Thursday, March 24, 2005

Media, damai, dan perang

(Media dalam konflik Ambalat)

Menurut saya, tak ada media yang akan diuntungkan dari perang. Terutama bagi media-media yang lahir, hidup, dan menjalankan bisnisnya di masyarakat/negara yang terlibat. Kecuali media yang
berada di 'luar konteks masalah' yang akan menangguk untung, atau media yang besar dan berbasis di masyarakat/negara yang lebih kuat dan tak berpengaruh langsung terhadap konteks perang tadi. Pengalaman sejumlah media di tempat perang, ketika mereka bersikap terlibat, bisa dipastikan mereka akan kehilangan separo audiens-nya. Ketika media berpihak ke A, separo yang tidak suka A akan menjauhi media itu. Dan berbeda dengan jenis konflik lain, --dalam konflik perang/kekerasan, lebih sulit lagi. Begitu menyatakan ikut mendukung perang/mengobar perang, bisa dipastikan dihindari yang pro damai, dan ketika habis perang, meskipun menang, media tersebut akan tetap dapat cemoohan sebagai media pengobar perang. Pengalaman di Ambon, juga media-media di balkan, media yang sebelumnya baik/netral, ketika ikut terpengaruh konflik, akhirnya susah, meski perang sudah usai, susah sekali mereka untuk tumbuh mendapat kepercayaan sebagai media yang pro damai/kemanusian/kebaikan/profesional sebagai kelayakan media yang konvensional, akan tetap dianggap media yang pro kekerasan.

Saya kira, kalau terjadi perang, tak ada satu pun media di Indonesia maupun Malaysia yang akan bisa menangguk untung. Apapun editorialnya, mendukung atau menolak perang. Bagi yang pengobar perang, mungkin akan menangguk untung/mendapat respon sentimen eksklusifitas dukungan selama mungkin 1/4 waktu dalam periode waktu perang itu, habis itu akan diacuhkan audiens-nya. Meski mungkin menang, akan tetap dianggap media yang mendukung perang/kekerasan. Apalagi ini perang dalam bangsa serumpun dan relatif dekat ikatan batinnya.

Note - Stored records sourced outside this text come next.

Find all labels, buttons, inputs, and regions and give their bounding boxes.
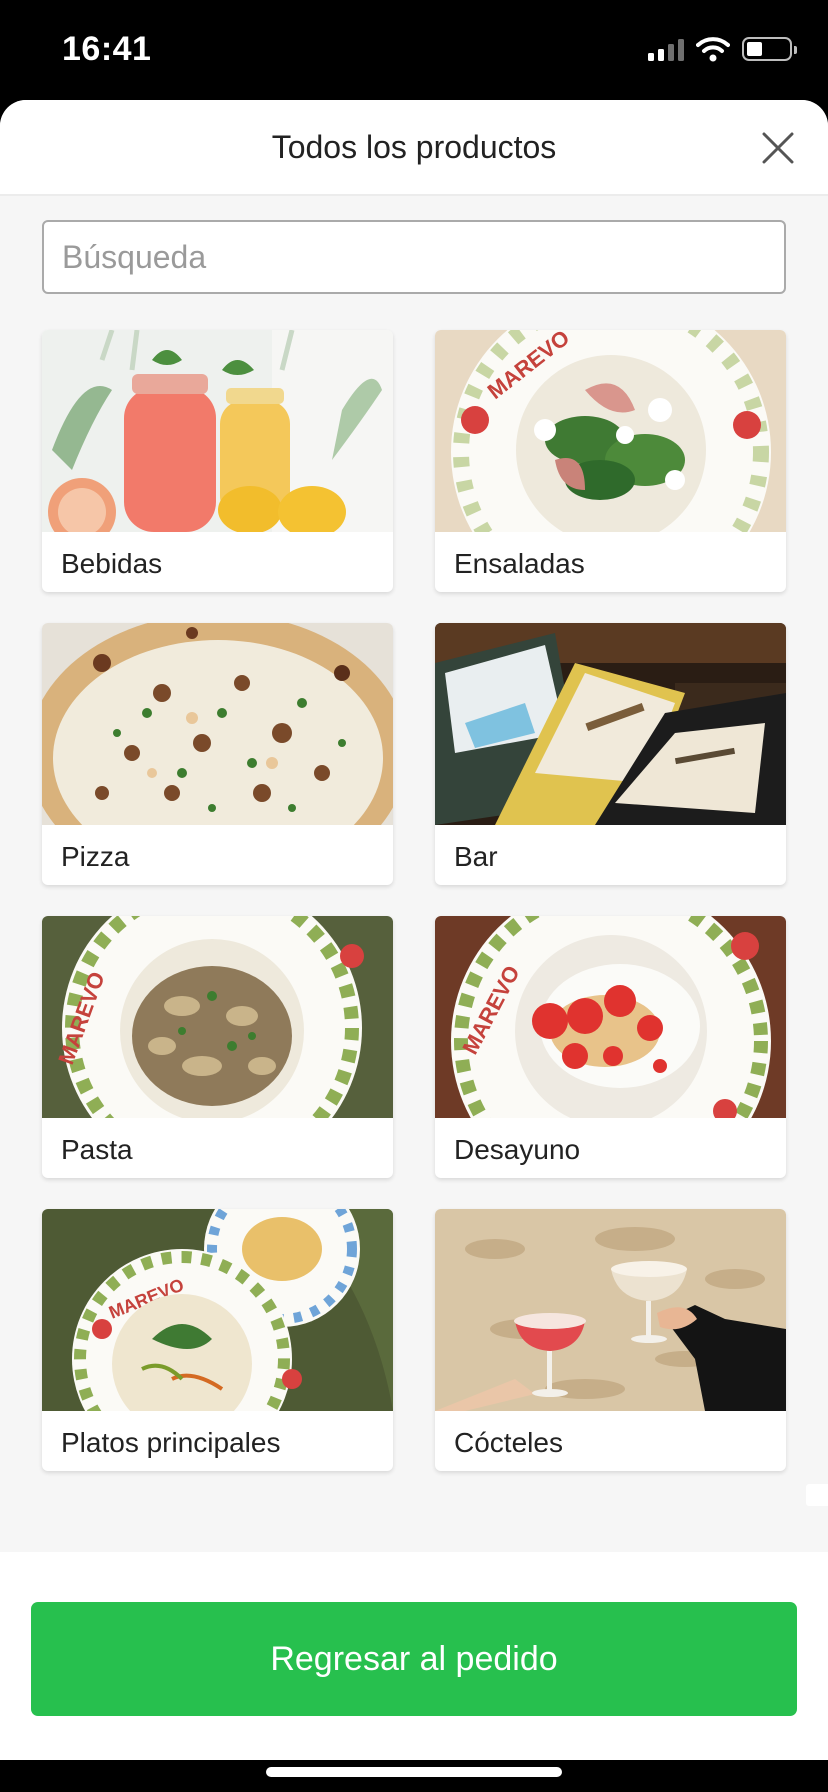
status-time: 16:41 [62, 30, 152, 68]
category-label: Bar [454, 841, 498, 872]
category-label: Platos principales [61, 1427, 281, 1458]
cocktail-glasses-image [435, 1209, 786, 1411]
battery-icon [742, 37, 797, 61]
category-card-platos-principales[interactable]: MAREVO Platos principales [42, 1209, 393, 1471]
category-label: Bebidas [61, 548, 163, 579]
home-indicator-area [0, 1760, 828, 1792]
edge-tab [806, 1484, 828, 1506]
category-card-pasta[interactable]: MAREVO Pasta [42, 916, 393, 1178]
search-input[interactable] [42, 220, 786, 294]
category-card-cocteles[interactable]: Cócteles [435, 1209, 786, 1471]
category-card-bar[interactable]: Bar [435, 623, 786, 885]
salad-plate-image: MAREVO [435, 330, 786, 532]
products-sheet: Todos los productos Búsqueda Bebidas MAR… [0, 100, 828, 1760]
category-label: Cócteles [454, 1427, 563, 1458]
category-card-bebidas[interactable]: Bebidas [42, 330, 393, 592]
category-card-ensaladas[interactable]: MAREVO Ensaladas [435, 330, 786, 592]
category-label: Pasta [61, 1134, 133, 1165]
close-button[interactable] [758, 128, 798, 168]
category-card-desayuno[interactable]: MAREVO Desayuno [435, 916, 786, 1178]
wifi-icon [696, 37, 730, 62]
pizza-image [42, 623, 393, 825]
category-label: Ensaladas [454, 548, 585, 579]
category-card-pizza[interactable]: Pizza [42, 623, 393, 885]
wine-bottles-image [435, 623, 786, 825]
lemonade-jars-image [42, 330, 393, 532]
status-bar: 16:41 [0, 0, 828, 100]
back-to-order-button[interactable]: Regresar al pedido [31, 1602, 797, 1716]
sheet-header: Todos los productos [0, 100, 828, 196]
sheet-title: Todos los productos [271, 129, 557, 165]
soup-plates-image: MAREVO [42, 1209, 393, 1411]
breakfast-plate-image: MAREVO [435, 916, 786, 1118]
pasta-plate-image: MAREVO [42, 916, 393, 1118]
category-label: Pizza [61, 841, 130, 872]
status-icons [648, 34, 797, 64]
close-icon [762, 132, 794, 164]
category-label: Desayuno [454, 1134, 581, 1165]
cellular-signal-icon [648, 37, 684, 61]
bottom-bar: Regresar al pedido [0, 1552, 828, 1760]
home-indicator[interactable] [266, 1767, 562, 1777]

Tapi bagi media di luar Indonesia maupun Malaysia, kalau terjadi perang benar, merekalah yang akan menangguk untung. Ketika terjadi konflik di Ambon, dan beberapa media terjebak dalam publisitas pro kekerasan, beberapa wartawan berusaha jangan sampai di Indonesia akan ada catatan ada wartawannya yang seperti pengalaman didalam konflik Hutu/Tutsi di Rwanda, ada wartawan/media yang terjebak menjadi pengobar kekerasan, dan ketika perang usai, 2 wartawannya masuk dalam
peradilan internasional karena dianggap ikut terlibat dalam pengobaran perang.

Kasus yang menimpa lembaga media serbia, Serbian Radio and Television (SRT) dan media Rwanda, Radio Television Libre des Mille Collines (RTLM) bisa menjadi pelajaran berharga. Media yang terjebak menjadi media pengobar perang akhirnya harus membawa beberapa pengelolanya ke peradilan dengan dakwaan ikut menjadi pengobar kekerasan perang. Dan meski perang kemudian berakhir, lembaga media ini tetap mendapat stigmatisasi sebagai lembaga media pro perang/kekerasan.

Jurnalisme damai menjadi solusi tawaran yang menarik. Perang tak membawa sesuatu pun yang menguntungkan bagi kelangsungan bisnis media.